Pesquisa do A.C.Camargo Cancer Center com a Nexus revela que 49% das brasileiras não praticam atividades físicas e 65% apresentam excesso de peso, taxas superiores às dos homens. Divulgado na campanha Setembro em Flor, o estudo alerta para a relação entre sedentarismo, obesidade, tabagismo e o risco de tumores ginecológicos, que afetam 30 mil mulheres anualmente no país. Especialistas reforçam que a prevenção exige hábitos saudáveis, vacinação contra o HPV e exames de rastreamento frequentes.
A prática de atividade física ainda não faz parte da rotina de muitas mulheres brasileiras. É o que aponta uma pesquisa realizada pelo A.C.Camargo Cancer Center em parceria com a Nexus. Segundo o levantamento, 49% das mulheres entrevistadas afirmaram nunca praticar atividade física.
O estudo ouviu 2.015 brasileiros com 16 anos ou mais, entre os dias 25 e 30 de junho de 2026. A pesquisa foi realizada presencialmente nas 27 unidades da Federação e analisou diferentes hábitos relacionados à saúde.
Entre os homens entrevistados, o percentual dos que afirmaram nunca praticar atividade física foi de 35%.
Excesso de peso também aparece entre as mulheres
Outro dado chama atenção no levantamento. Entre as mulheres participantes, 65% apresentaram IMC acima da faixa considerada adequada. Desse total, 37% estavam na faixa de sobrepeso e 28% na de obesidade.
Entre os homens, 59% estavam acima da faixa considerada adequada.
Apesar dos números, a pesquisa não avaliou uma relação direta entre os hábitos identificados e a ocorrência de câncer. A associação entre excesso de peso, sedentarismo e determinados tipos de tumores é apontada pela literatura médica.
No caso do câncer de endométrio, por exemplo, o tecido adiposo pode contribuir para uma maior produção de estrogênio, hormônio relacionado ao desenvolvimento da doença.

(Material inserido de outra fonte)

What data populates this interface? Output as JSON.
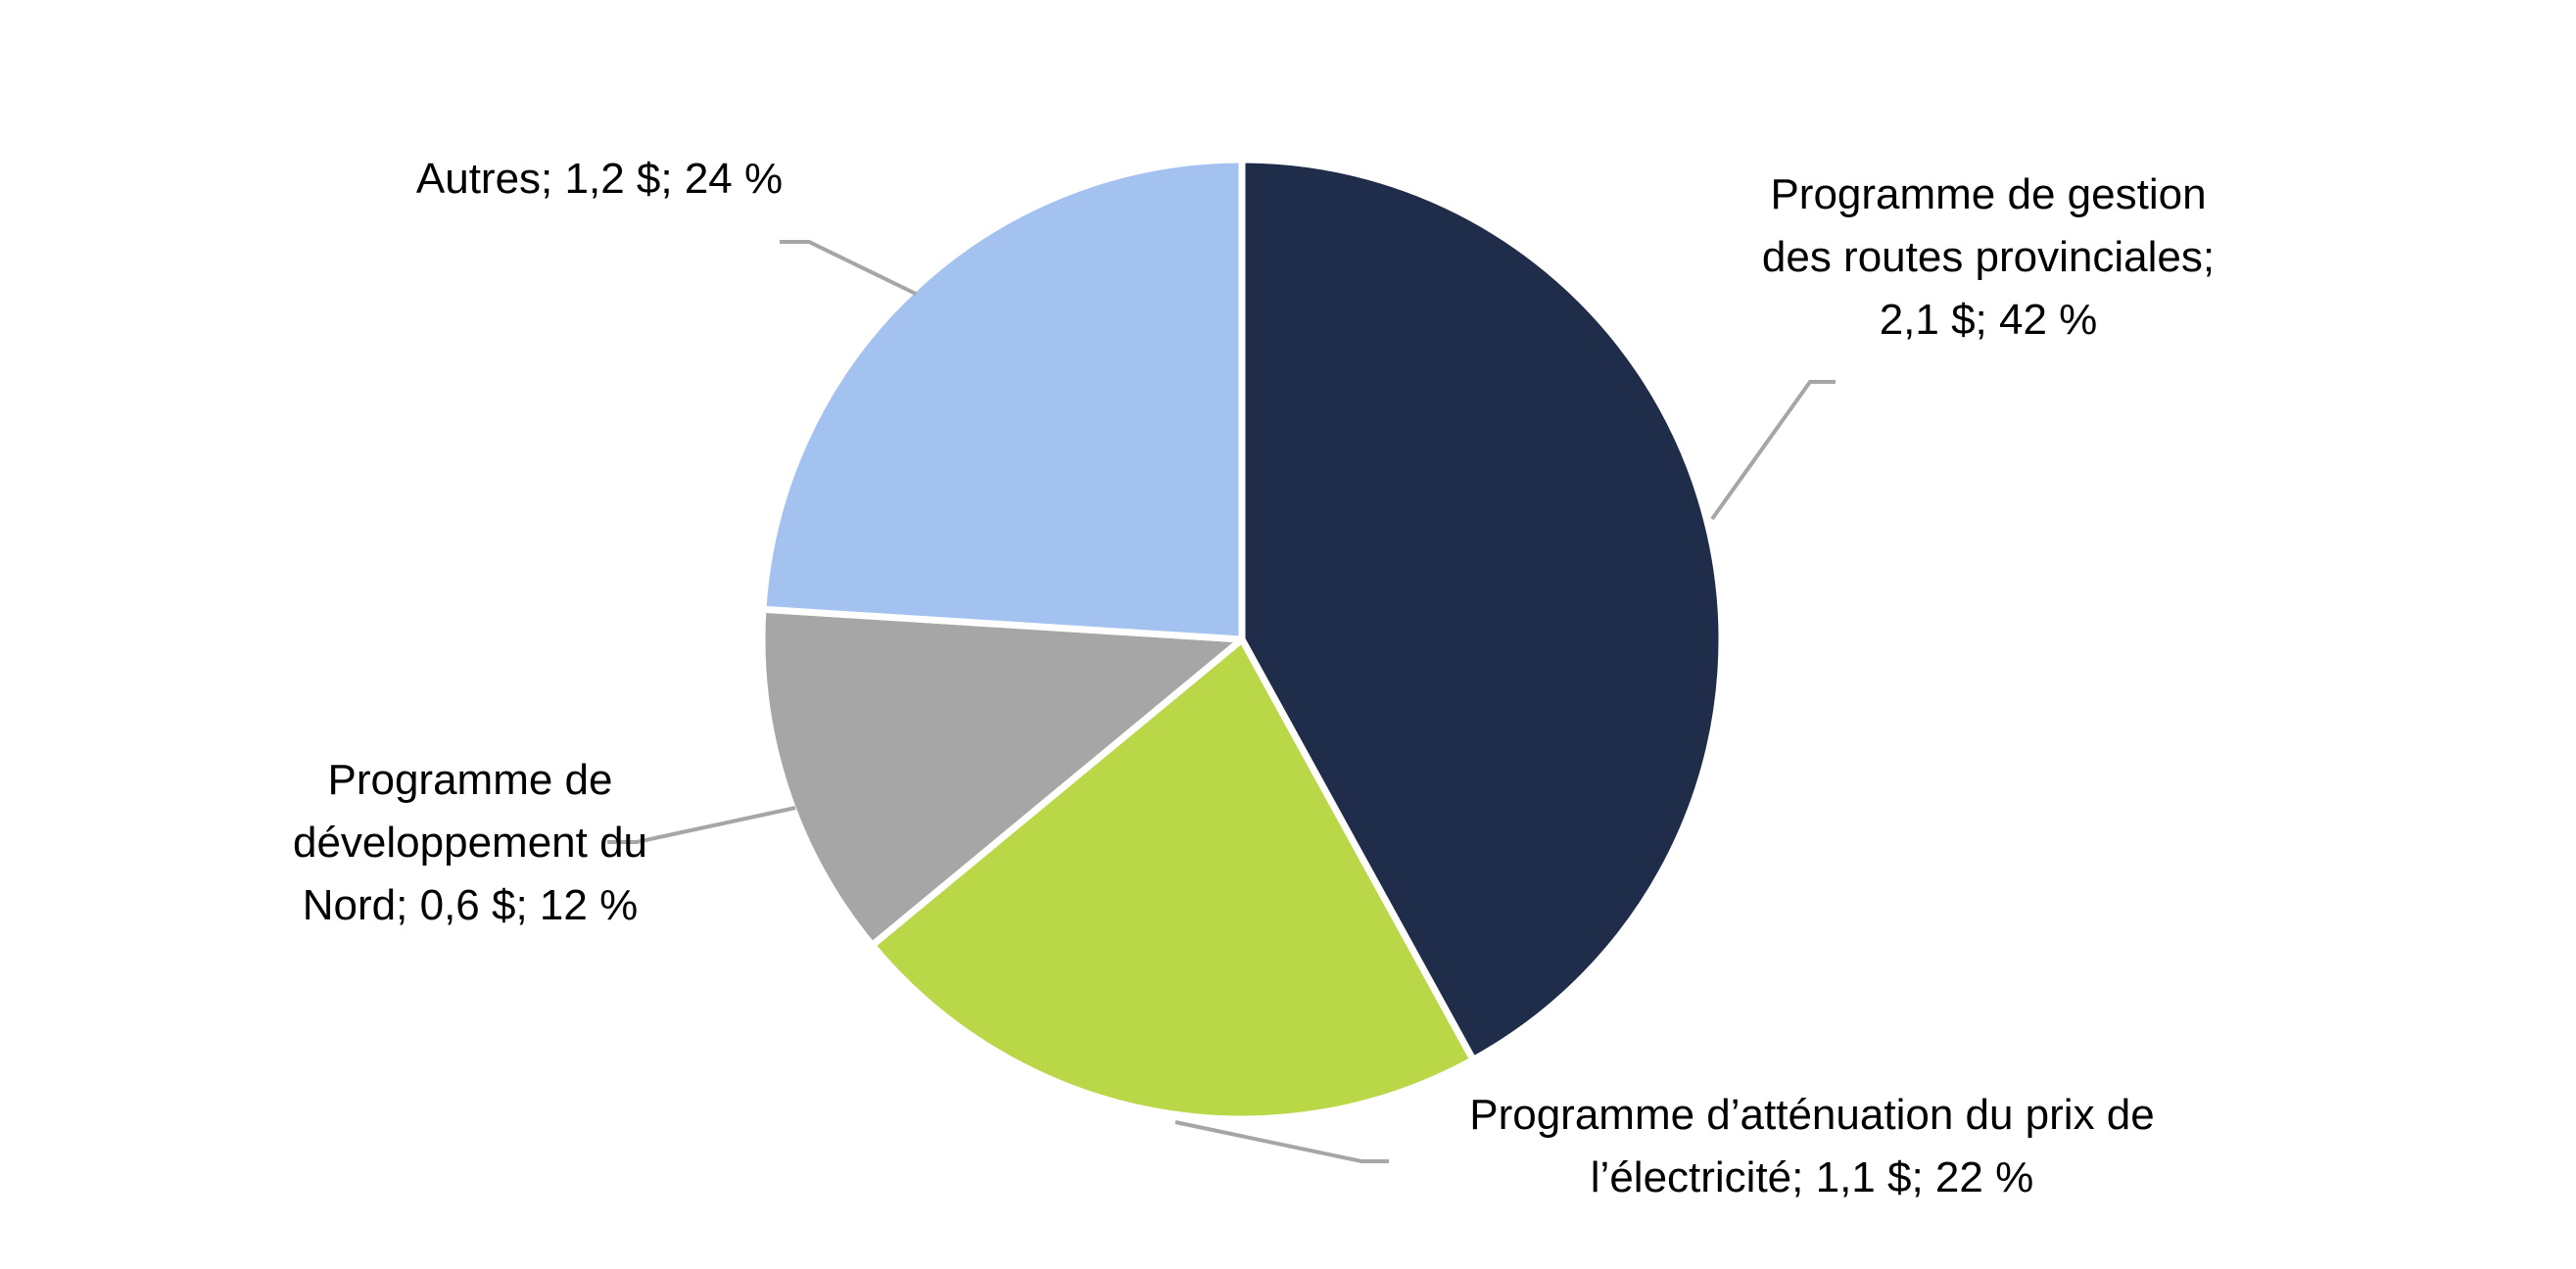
{
  "chart_data": {
    "type": "pie",
    "title": "",
    "start_angle_deg": 0,
    "direction": "clockwise",
    "slices": [
      {
        "key": "routes",
        "label_lines": [
          "Programme de gestion",
          "des routes provinciales;",
          "2,1 $;  42 %"
        ],
        "value": 2.1,
        "percent": 42,
        "color": "#1f2d4b"
      },
      {
        "key": "electricite",
        "label_lines": [
          "Programme d’atténuation du prix de",
          "l’électricité; 1,1 $; 22 %"
        ],
        "value": 1.1,
        "percent": 22,
        "color": "#bad747"
      },
      {
        "key": "nord",
        "label_lines": [
          "Programme de",
          "développement du",
          "Nord; 0,6 $; 12 %"
        ],
        "value": 0.6,
        "percent": 12,
        "color": "#a6a6a6"
      },
      {
        "key": "autres",
        "label_lines": [
          "Autres; 1,2 $; 24 %"
        ],
        "value": 1.2,
        "percent": 24,
        "color": "#a3c2f0"
      }
    ]
  }
}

Hábitos também entram na prevenção
Os dados foram divulgados no contexto do Setembro em Flor, campanha de conscientização sobre os tumores ginecológicos, que destaca a importância da prevenção, do diagnóstico precoce e do acompanhamento médico.
De acordo com o Instituto Nacional de Câncer (INCA), cerca de 30 mil mulheres brasileiras recebem, todos os anos, o diagnóstico de algum tipo de tumor ginecológico.
Além da atividade física e dos cuidados relacionados ao peso, a prevenção também envolve vacinação contra o HPV e a realização dos exames de rastreamento indicados para cada faixa etária.
O câncer do colo do útero, por exemplo, está relacionado à infecção persistente pelo HPV. Por isso, a vacinação e o rastreamento são considerados medidas importantes para reduzir riscos e favorecer o diagnóstico precoce.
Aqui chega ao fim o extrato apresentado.